Why do you believe so?

My understanding is that there are effectively two strategies for ensuring 
decentralization based on hash algorithm:

* Keep changing the hash algorithm to prevent development of ASICs and ensure 
commodity generic computation devices (GPUs) are the only practical target.
* Do not change the algorithm, to ensure that knowledge of how best to 
implement an ASIC for the algorithm becomes spread out (through corporate 
espionage, ASIC reverse-engineering, patent expiry, and sheer engineering 
effort) and ASICs for the algorithm are as commoditized as GPUs.
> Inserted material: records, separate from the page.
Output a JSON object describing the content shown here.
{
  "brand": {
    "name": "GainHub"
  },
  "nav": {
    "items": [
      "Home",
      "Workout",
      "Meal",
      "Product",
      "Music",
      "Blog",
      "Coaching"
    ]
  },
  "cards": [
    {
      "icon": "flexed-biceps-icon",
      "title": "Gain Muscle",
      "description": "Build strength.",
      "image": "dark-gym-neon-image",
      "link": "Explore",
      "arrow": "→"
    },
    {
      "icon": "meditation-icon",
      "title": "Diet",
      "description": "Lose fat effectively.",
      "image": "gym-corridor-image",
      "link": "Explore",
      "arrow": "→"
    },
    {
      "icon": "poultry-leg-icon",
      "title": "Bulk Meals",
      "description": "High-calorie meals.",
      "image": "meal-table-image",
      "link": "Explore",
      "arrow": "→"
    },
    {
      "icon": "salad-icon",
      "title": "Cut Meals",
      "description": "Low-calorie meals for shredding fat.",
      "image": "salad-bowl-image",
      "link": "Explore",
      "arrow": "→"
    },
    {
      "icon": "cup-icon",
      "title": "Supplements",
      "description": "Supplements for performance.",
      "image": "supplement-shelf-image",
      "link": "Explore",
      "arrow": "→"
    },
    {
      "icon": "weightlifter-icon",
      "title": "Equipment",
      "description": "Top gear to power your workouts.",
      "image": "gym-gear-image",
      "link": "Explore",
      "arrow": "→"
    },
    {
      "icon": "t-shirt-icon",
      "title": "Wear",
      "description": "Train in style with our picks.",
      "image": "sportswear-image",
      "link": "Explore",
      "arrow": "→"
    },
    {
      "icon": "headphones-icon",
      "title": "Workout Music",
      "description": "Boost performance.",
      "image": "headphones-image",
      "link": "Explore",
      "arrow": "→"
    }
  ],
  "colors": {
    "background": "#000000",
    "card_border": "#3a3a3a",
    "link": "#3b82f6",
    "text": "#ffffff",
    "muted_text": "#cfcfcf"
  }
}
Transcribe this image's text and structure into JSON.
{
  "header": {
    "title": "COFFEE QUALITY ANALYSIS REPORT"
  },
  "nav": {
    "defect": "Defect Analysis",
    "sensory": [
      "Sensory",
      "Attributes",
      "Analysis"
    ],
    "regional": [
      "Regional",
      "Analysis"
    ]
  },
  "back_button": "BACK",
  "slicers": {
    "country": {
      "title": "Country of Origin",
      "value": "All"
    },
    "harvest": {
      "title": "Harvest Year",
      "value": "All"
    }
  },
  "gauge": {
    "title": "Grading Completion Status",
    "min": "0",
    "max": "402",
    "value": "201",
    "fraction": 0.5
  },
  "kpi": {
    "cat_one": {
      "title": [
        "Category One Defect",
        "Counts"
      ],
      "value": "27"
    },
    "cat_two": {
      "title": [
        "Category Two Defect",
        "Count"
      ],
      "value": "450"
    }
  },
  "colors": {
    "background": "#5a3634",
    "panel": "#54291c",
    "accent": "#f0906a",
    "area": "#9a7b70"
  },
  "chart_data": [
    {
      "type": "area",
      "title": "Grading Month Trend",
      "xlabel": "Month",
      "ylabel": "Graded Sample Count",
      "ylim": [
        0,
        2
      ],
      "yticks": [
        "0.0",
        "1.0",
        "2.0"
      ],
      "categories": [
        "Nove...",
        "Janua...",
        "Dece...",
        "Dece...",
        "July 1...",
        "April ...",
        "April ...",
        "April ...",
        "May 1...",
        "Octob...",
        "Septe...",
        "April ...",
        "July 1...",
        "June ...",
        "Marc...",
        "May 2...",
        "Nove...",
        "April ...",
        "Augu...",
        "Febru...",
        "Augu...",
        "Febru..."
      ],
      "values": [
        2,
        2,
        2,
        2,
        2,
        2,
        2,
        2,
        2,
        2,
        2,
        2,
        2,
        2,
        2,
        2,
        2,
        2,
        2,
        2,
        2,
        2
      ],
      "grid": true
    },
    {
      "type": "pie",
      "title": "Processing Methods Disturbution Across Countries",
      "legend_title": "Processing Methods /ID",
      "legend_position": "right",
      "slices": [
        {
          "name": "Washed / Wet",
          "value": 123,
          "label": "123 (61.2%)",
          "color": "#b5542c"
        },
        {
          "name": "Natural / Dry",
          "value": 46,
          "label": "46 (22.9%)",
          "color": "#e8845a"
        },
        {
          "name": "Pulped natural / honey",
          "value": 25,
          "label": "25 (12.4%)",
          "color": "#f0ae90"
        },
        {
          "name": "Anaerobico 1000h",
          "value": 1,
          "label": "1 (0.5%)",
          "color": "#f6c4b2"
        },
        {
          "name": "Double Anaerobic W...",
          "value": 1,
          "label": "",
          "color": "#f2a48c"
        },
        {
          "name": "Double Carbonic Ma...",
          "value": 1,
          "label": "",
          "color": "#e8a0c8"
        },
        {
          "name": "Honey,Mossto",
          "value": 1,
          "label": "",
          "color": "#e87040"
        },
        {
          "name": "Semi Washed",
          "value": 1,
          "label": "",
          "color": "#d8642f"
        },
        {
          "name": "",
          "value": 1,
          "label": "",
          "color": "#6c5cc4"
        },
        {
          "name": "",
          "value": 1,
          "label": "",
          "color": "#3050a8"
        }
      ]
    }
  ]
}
The former strategy has the following practical disadvantages:

* Developing new hash algorithms is not cheap.
  The changes to the hashcash algorithm may need to occur faster than the speed 
at which we can practically develop new, cryptographically-secure hash 
algorithms.
* It requires coordinated hardforks over the entire network at an alarmingly 
high rate.
* It arguably puts too much power to the developers of the code.

On the other hand, the latter strategy requires us only to survive an 
intermediate period where ASICs are developed, but not yet commoditized; and 
during this intermediate period, the centralization pressure of ASICs might not 
be more powerful than other centralization pressures

--

Which brings us to another point.

Non-ASIC-resistance is, by my understanding, a non-issue.

Regardless of whether the most efficient available computing substrate for the 
hashcash algorithm is CPU, GPU, or ASIC, ultimately miner earnings are 
determined by cost of power supply.

Even if you imagine that changing the hashcash algorithm would make CPUs 
practical again, you will still not run it on the CPU of a mobile, because a 
mobile runs on battery, and charging a battery takes more power than what you 
can extract from the battery afterwards, because thermodynamics.

Similarly, geographic locations with significant costs of electrical power will 
still not be practical places to start a mine, regardless if the mine is 
composed of commodity server racks, commodity video cards, or commodity ASICs.

If you want to solve the issue of miner centralization, the real solution is 
improving the efficiency of energy transfer to increase the areas where cheap 
energy is available, not stopgap change-the-algorithm-every-6-months.


Regards,
ZmnSCPxj


>
> I believe the impact on existing miners could be made pleasant by gradually 
> moving the block reward from the previous hash to the next (such that both 
> are accepted with different rewards).  An appropriate rate could possibly be 
> calculated from the difficulty.
>
> You could develop the frequency of introduction of new hashes such that once 
> present-day ASICs are effectively obsolete anyway due to competition, new 
> ones do not have time to develop.
>
> I'm interested in hearing thoughts and concerns.